CARLIN, DORISE, CLIMANTE.

DORISE dans la ruë à la porte du logis de Climante.

Mais encore, Carlin, que veux-tu que je fasse ?

CARLIN.

1100 Dy luy de point en point comme la chose passe.

DORISE.

Mais pourquoy l’as-tu dit ?

CARLIN.

Afin de garentir
Mon Maistre d’une fourbe, il falloit dementir* {p. 104}
Et faire cet affront à certaine rusée
Qui vouloit nous dupper ; la chose est tres-aisée ;
1105 Allons trouver mon Maistre, et luy dy franchement
La chose comme elle est, que l’impudente ment,
Climante sort.
Mais le voici qui sort : Que rien ne t’épouvente.
A Climante.
Ay-je menti, Monsieur ? voici cette Servante
Dont je vous ay parlé, qui n’aguere chez vous
1110 A fait en autre habit un esprit bien jalous.

CLIMANTE.

Est-il vray ce qu’il dit ? es-tu la mesme femme
Qui tantost nous a mis tant de troubles en l’ame ?
Que nous avons trouvée enfermée, et chez moy ?
Parle-moy librement, je te jure ma foy
1115 De te le pardonner, sans me mettre en colere.

DORISE.

Puis que vous le voulez, il faut vous satisfaire.
Je suis celle, Monsieur, je le dy franchement,
Qui m’estoit enfermée en vostre apartement ;
J’ay peché contre vous : mais ce qui me console,
1120 Est que vous estes homme à me tenir parole,
Vous estes trop remply de generosité.

CARLIN.

Et bien, qui de nous deux a dit la verité ? {p. 105}

CLIMANTE.

Mais declare-moy tout, car la chose m’importe :
Dy qui t’a peû donner la clef de cette porte ?
1125 Quel estoit ton dessein en t’enfermant chez moy ?
Va, ne redoute rien.

DORISE.

Monsieur, puis que je voy
Qu’il vous plaist me parler avec tant de franchise
Je ne doy point ici craindre aucune surprise ;
Et puis, pourquoy craindroy-je ? il n’y va rien du mien.

CLIMANTE.

1130 Declare-moy donc tout, et ne me cele rien.

DORISE.

Sçachez doncques, Monsieur, qu’une Dame fort belle :
Mais je n’ay peu sçavoir encor comme on l’appelle,
En tres-bon équipage*, avec force* Laquais,
Dans un riche carosse alloit vers le Marais.
1135 Ayant sçeu qui j’estois d’une sienne Suivante, {p. 106}
Qui me cognoit fort bien, et qui souvent me hante*,
Elle a fait arrester son carosse, et m’a dit,
Va t’en dire chez moy qu’on te donne un habit
Des plus beaux que je porte, et sans qu’aucun le sçache
1140 Va t’en droit au logis de Climante, et te cache
Dedans son cabinet : ces deux clefs que voici
T’en donneront l’entrée, et si tu fais ceci
D’adresse, en composant* ton geste et ton langage,
Jusqu’à pouvoir d’abord donner un peu d’ombrage
1145 A certaine beauté qui trouble mes desseins,
Ne crains pas que pour moy tes offices* soient vains,
Je t’offre cent escus.
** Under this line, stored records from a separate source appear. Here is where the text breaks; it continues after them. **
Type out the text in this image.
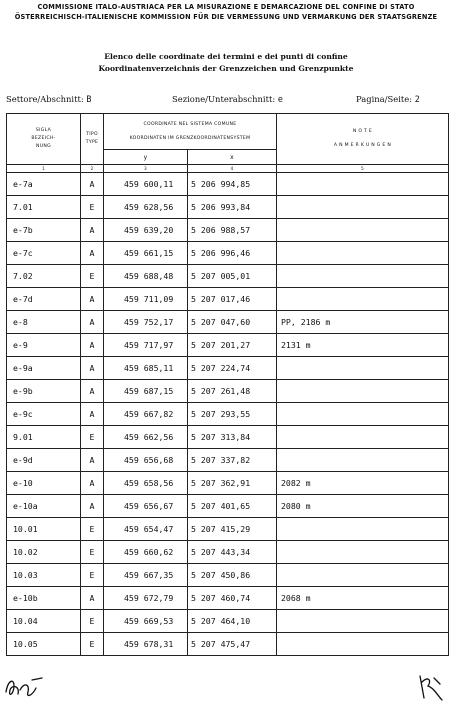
COMMISSIONE ITALO-AUSTRIACA PER LA MISURAZIONE E DEMARCAZIONE DEL CONFINE DI STATO
ÖSTERREICHISCH-ITALIENISCHE KOMMISSION FÜR DIE VERMESSUNG UND VERMARKUNG DER STAATSGRENZE
Elenco delle coordinate dei termini e dei punti di confine
Koordinatenverzeichnis der Grenzzeichen und Grenzpunkte
Settore/Abschnitt: B	Sezione/Unterabschnitt: e	Pagina/Seite: 2
SIGLA
BEZEICH-
NUNG	TIPO
TYPE	COORDINATE NEL SISTEMA COMUNE
KOORDINATEN IM GRENZKOORDINATENSYSTEM		N O T E
A N M E R K U N G E N

		y	x	
1	2	3	4	5
e-7a	A	459 600,11	5 206 994,85	
7.01	E	459 628,56	5 206 993,84	
e-7b	A	459 639,20	5 206 988,57	
e-7c	A	459 661,15	5 206 996,46	
7.02	E	459 688,48	5 207 005,01	
e-7d	A	459 711,09	5 207 017,46	
e-8	A	459 752,17	5 207 047,60	PP, 2186 m
e-9	A	459 717,97	5 207 201,27	2131 m
e-9a	A	459 685,11	5 207 224,74	
e-9b	A	459 687,15	5 207 261,48	
e-9c	A	459 667,82	5 207 293,55	
9.01	E	459 662,56	5 207 313,84	
e-9d	A	459 656,68	5 207 337,82	
e-10	A	459 658,56	5 207 362,91	2082 m
e-10a	A	459 656,67	5 207 401,65	2080 m
10.01	E	459 654,47	5 207 415,29	
10.02	E	459 660,62	5 207 443,34	
10.03	E	459 667,35	5 207 450,86	
e-10b	A	459 672,79	5 207 460,74	2068 m
10.04	E	459 669,53	5 207 464,10	
10.05	E	459 678,31	5 207 475,47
J’apprens vostre demeure,
Luy promets de le faire, et la quitte sur l’heure.
Vous sçavez que la fourbe a fort bien reüssi,
1150 Cette Dame est contente, et je le suis aussi ;
J’ignore quels secrets peut cacher ce mystere,
Mais j’en ay le profit, je ne m’en sçaurois taire,
Je vous dis en trois mots tout ce qu’elle m’a dit.
Après m’avoir payée elle a repris l’habit,
1155 Et puis j’ay pris congé de ce parfait visage :
Je ne sçaurois, Monsieur, en dire davantage.
{p. 107}

CLIMANTE bas.

Sans doute Dorotée a dit la verité,
Tout est tel en effet qu’elle me l’a conté,
Desja plus qu’à demy mon ame est éclaircie :
A Dorise.
1160 Bien loin d’estre fasché, va je te remercie,
Et pour te tesmoigner que tres estroitement
Je me sens obligé*, reçoy ce diamant,
Il luy donne une bague.
Encor est-ce trop peu pour un si bon office*.
Quand j’auray le moyen de te rendre service
1165 Ce sera de bon cœur : va t’en, et fais estat
Qu’en moy l’on n’obligea* jamais un cœur ingrat.

DORISE.

Monsieur, je vous rends grace.

CLIMANTE bas en r’entrant.

Ah ! je bruslois en l’ame
Du desir de sçavoir quelle estoit cette Dame.
Il r’entre dans son cabinet.
{p. 108}

SCENE II. §

CARLIN, DORISE.

CARLIN dans la ruë devant la porte de Climante.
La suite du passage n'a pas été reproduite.